Bishop Lee was one of 62 bishops to approve Bishop Robinson’s election, which has caused huge divisions in the 2.3-million-member Episcopal Church, the U.S. branch of the worldwide Anglican Communion.

In Virginia, the country’s largest diocese at 89,000 members, some of the biggest parishes canceled the usual annual appearances by Bishop Lee or his two assistants, Bishops David Jones and Francis Gray. Bishops typically visit each of the diocese’s 187 congregations at least once a year for confirmations, a rite that only bishops can perform.

Dissenting parishes also staged an economic boycott, causing a $900,000 shortfall in the 2004 diocesan budget. They formed a Virginia branch of the American Anglican Council (AAC), another national Episcopal group that opposed Bishop Robinson’s election.

A year later, local resentment remains so high that Mr. Minns, leader of the Virginia AAC, suggested Archbishop Carey be invited to perform confirmations as a neutral party.

Bishop Lee officially invited the archbishop in May, then issued a statement saying the “supplemental confirmation service” was designed “especially for those congregations that are unhappy with [Bishop Lee’s] consent of the consecration of the bishop of New Hampshire and feel the need for alternate episcopal ministry.”

The Rev. Richard Kirker, general secretary of the London-based Lesbian and Gay Christian Movement, criticized the event and former Archbishop Carey’s participation as a disrespectful move to undermine the current archbishop of Canterbury.

“This is an insensitive and provocative trip which will cause dismay to Rowan Williams, just as it would if, when George Carey was archbishop, his predecessor Robert Runcie had” done something similar, Mr. Kirker told the London Telegraph.

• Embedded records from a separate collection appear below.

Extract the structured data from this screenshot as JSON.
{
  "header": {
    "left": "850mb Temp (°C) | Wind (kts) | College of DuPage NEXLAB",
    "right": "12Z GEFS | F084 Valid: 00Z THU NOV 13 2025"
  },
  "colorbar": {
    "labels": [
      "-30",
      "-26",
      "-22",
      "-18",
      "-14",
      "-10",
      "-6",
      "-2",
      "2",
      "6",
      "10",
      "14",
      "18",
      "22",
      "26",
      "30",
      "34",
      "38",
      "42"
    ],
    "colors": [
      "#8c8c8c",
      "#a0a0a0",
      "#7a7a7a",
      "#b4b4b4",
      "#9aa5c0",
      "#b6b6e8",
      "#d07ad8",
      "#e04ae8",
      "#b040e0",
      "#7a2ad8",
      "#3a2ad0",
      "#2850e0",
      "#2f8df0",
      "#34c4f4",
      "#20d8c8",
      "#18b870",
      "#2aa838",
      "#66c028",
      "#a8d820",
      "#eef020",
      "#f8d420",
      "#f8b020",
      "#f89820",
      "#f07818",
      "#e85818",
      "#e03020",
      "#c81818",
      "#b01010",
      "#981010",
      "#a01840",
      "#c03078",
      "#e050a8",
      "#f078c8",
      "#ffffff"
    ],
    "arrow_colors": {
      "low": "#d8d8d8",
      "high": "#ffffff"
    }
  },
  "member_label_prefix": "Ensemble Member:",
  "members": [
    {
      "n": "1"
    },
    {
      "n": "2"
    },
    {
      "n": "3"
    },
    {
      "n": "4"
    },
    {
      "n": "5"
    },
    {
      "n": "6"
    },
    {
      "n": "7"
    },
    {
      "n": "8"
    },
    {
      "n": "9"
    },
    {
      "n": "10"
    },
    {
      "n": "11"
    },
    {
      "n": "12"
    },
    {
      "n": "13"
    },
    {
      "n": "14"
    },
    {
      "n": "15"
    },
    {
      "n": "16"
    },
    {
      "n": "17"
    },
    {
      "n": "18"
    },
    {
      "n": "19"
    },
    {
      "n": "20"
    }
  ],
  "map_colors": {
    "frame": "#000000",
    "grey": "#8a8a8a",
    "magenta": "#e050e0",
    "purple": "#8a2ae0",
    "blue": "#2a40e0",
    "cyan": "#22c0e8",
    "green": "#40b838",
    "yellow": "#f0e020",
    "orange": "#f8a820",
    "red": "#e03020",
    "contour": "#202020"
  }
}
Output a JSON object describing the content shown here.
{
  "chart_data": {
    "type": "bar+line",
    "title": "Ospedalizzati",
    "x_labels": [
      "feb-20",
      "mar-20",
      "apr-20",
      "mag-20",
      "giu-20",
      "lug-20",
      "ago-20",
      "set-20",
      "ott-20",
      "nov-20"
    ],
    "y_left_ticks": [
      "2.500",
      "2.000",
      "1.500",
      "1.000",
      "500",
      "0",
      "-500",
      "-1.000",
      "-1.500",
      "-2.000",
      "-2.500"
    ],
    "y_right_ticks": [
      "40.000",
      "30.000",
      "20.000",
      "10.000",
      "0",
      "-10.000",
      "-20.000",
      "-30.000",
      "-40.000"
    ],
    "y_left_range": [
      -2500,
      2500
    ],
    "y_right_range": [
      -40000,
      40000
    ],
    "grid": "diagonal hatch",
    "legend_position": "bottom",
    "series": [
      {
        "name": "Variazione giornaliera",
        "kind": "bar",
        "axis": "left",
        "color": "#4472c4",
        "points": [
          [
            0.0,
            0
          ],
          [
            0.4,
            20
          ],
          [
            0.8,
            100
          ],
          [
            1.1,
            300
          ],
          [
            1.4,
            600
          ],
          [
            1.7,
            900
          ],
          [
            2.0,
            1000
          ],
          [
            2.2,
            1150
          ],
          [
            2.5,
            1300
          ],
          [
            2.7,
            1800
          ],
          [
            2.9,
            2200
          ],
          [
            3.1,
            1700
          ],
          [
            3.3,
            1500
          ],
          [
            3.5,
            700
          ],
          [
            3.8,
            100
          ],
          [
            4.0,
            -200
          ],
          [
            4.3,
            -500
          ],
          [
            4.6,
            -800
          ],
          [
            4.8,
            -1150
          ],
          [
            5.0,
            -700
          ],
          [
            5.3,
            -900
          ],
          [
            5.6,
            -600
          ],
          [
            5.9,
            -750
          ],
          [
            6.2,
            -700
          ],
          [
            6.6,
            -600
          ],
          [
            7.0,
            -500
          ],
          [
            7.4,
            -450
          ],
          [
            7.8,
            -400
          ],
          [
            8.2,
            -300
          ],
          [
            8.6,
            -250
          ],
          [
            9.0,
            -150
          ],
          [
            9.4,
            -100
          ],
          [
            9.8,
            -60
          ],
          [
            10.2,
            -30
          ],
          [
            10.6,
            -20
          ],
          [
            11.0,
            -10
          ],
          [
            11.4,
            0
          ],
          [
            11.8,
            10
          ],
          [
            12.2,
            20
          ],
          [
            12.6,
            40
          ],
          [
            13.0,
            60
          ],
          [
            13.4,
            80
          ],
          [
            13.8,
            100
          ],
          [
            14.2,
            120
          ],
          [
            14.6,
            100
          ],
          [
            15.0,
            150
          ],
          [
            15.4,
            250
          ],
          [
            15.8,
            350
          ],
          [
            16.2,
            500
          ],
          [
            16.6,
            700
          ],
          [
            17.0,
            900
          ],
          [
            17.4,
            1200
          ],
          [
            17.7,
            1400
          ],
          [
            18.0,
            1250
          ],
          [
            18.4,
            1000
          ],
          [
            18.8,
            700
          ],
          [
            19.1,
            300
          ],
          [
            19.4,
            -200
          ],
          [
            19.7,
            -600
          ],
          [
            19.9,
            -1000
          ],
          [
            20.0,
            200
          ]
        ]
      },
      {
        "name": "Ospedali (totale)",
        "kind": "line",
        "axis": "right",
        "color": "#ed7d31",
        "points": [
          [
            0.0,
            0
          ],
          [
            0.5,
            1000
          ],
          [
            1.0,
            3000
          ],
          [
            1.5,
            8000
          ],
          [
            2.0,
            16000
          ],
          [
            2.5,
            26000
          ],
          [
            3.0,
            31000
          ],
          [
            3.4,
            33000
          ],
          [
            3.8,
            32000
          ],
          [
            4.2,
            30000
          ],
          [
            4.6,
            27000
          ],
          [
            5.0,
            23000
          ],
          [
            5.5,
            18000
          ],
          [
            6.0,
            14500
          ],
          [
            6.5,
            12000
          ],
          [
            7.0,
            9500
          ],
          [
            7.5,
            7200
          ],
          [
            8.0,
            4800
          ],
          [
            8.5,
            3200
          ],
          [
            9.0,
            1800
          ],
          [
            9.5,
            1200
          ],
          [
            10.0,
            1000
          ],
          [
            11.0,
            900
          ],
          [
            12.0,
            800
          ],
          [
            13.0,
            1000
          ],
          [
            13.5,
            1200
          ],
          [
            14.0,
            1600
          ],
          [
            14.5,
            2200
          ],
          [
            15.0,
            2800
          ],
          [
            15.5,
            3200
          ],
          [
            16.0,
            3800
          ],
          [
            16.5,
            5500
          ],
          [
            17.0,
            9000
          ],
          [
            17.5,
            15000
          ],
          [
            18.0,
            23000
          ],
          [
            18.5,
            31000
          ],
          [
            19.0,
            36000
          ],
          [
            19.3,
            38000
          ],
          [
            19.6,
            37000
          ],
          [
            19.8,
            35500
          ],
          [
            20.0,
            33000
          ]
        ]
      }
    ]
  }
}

“There are plenty of other bishops to conduct confirmations, and George Carey is doing much more. He is trying to turn the service into a needlessly provocative gesture.”

Recently, the Virginia diocese mystified conservatives by issuing its 2005 schedule of bishop visitations, which includes churches that have asked Bishop Lee or his assistants not to come.

“They are continuing on the assumption that business will be as usual,” Mr. Minns said. “This is the mode we’ve come to expect from them. In some ways, I am not surprised. The machine grinds along, and this is the schedule.”